Con il 1° luglio entra in vigore l’uso del nuovo logo europeo sulle etichette dei prodotti
biologici. AIAB ha pensato di mettere a disposizione di tutti questo agile documento per capire come si etichetta il bio con le nuove disposizioni.
  
Innanzi  tutto,  ecco  i  Regolamenti  e  Documenti  a  cui  ci  riferiamo  quando  parliamo  di etichettatura:

  • Regolamento CE 834/07 e CE 889/08 Regolamenti  attualmente  in  vigore  per l’Agricoltura biologica

  • Regolamento CE 271/10 Regolamento che definisce l’uso del nuovo logo  europeo  e  modifica  alcune  norme  di etichettatura

Cosa si definisce “etichetta”?

Le  fascette, le etichette, gli imballaggi primari e secondari che accompagnano il prodotto
fino al consumatore costituiscono “etichetta”, pertanto le indicazioni relative al metodo di
produzione biologico devono sempre rispettare quanto previsto dai regolamenti CE 834/07 e CE 889/08 ed essere autorizzate da un organismo di controllo a sua volta autorizzato dal Ministero delle politiche agricole e forestali (Mi.P.A.A.F)

Quali prodotti agricoli possono contenere riferimenti al biologico in etichetta?

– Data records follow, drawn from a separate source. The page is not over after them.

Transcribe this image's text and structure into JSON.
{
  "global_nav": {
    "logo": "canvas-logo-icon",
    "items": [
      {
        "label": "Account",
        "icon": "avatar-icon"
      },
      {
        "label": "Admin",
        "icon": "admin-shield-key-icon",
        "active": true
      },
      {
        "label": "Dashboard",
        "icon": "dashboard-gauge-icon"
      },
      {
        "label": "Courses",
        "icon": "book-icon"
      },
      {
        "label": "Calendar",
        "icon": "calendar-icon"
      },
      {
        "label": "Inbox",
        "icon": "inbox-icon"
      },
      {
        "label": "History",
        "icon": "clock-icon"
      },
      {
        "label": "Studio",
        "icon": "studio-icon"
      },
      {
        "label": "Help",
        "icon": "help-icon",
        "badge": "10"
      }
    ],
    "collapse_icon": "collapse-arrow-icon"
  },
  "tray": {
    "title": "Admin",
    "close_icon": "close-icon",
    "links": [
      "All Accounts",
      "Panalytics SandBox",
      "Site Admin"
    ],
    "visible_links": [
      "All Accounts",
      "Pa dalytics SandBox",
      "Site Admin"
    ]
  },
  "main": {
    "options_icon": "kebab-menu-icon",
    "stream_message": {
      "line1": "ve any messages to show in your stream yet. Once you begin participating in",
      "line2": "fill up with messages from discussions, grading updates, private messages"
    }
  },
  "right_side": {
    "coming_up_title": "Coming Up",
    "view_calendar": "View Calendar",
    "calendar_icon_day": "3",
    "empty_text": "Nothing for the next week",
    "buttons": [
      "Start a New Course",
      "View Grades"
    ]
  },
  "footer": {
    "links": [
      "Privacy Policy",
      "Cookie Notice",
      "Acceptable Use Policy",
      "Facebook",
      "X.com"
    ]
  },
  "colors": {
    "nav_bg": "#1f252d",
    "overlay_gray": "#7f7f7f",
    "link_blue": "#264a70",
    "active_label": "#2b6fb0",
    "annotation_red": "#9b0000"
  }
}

1) il prodotto che è stato ottenuto secondo le norme dell’agricoltura biologica o è stato
importato da paesi terzi nell'ambito del regime di cui ai Reg. CE 834/07 e CE 889/08;

2) il prodotto i cui  ingredienti non derivanti da attività agricola (additivi, aromi, preparazioni microrganiche, sale, ecc.) e i coadiuvanti tecnologici utilizzati nella preparazione dei prodotti rientrano fra quelli indicati nel Reg. CE 889/08

3) il prodotto i cui  ingredienti  il cui ciclo produttivo sia totalmente libero da ogm


4) la materia prima (ingrediente) «biologica» non è stata miscelata con la medesima
sostanza di tipo convenzionale

5) il prodotto o i suoi ingredienti non sono stati sottoposti a trattamenti con ausiliari di
fabbricazione  e  coadiuvanti  tecnologici  diversi  da  quelli  consentiti  nel  regolamento  del
biologico , e che non abbiano subito trattamenti con radiazioni ionizzanti.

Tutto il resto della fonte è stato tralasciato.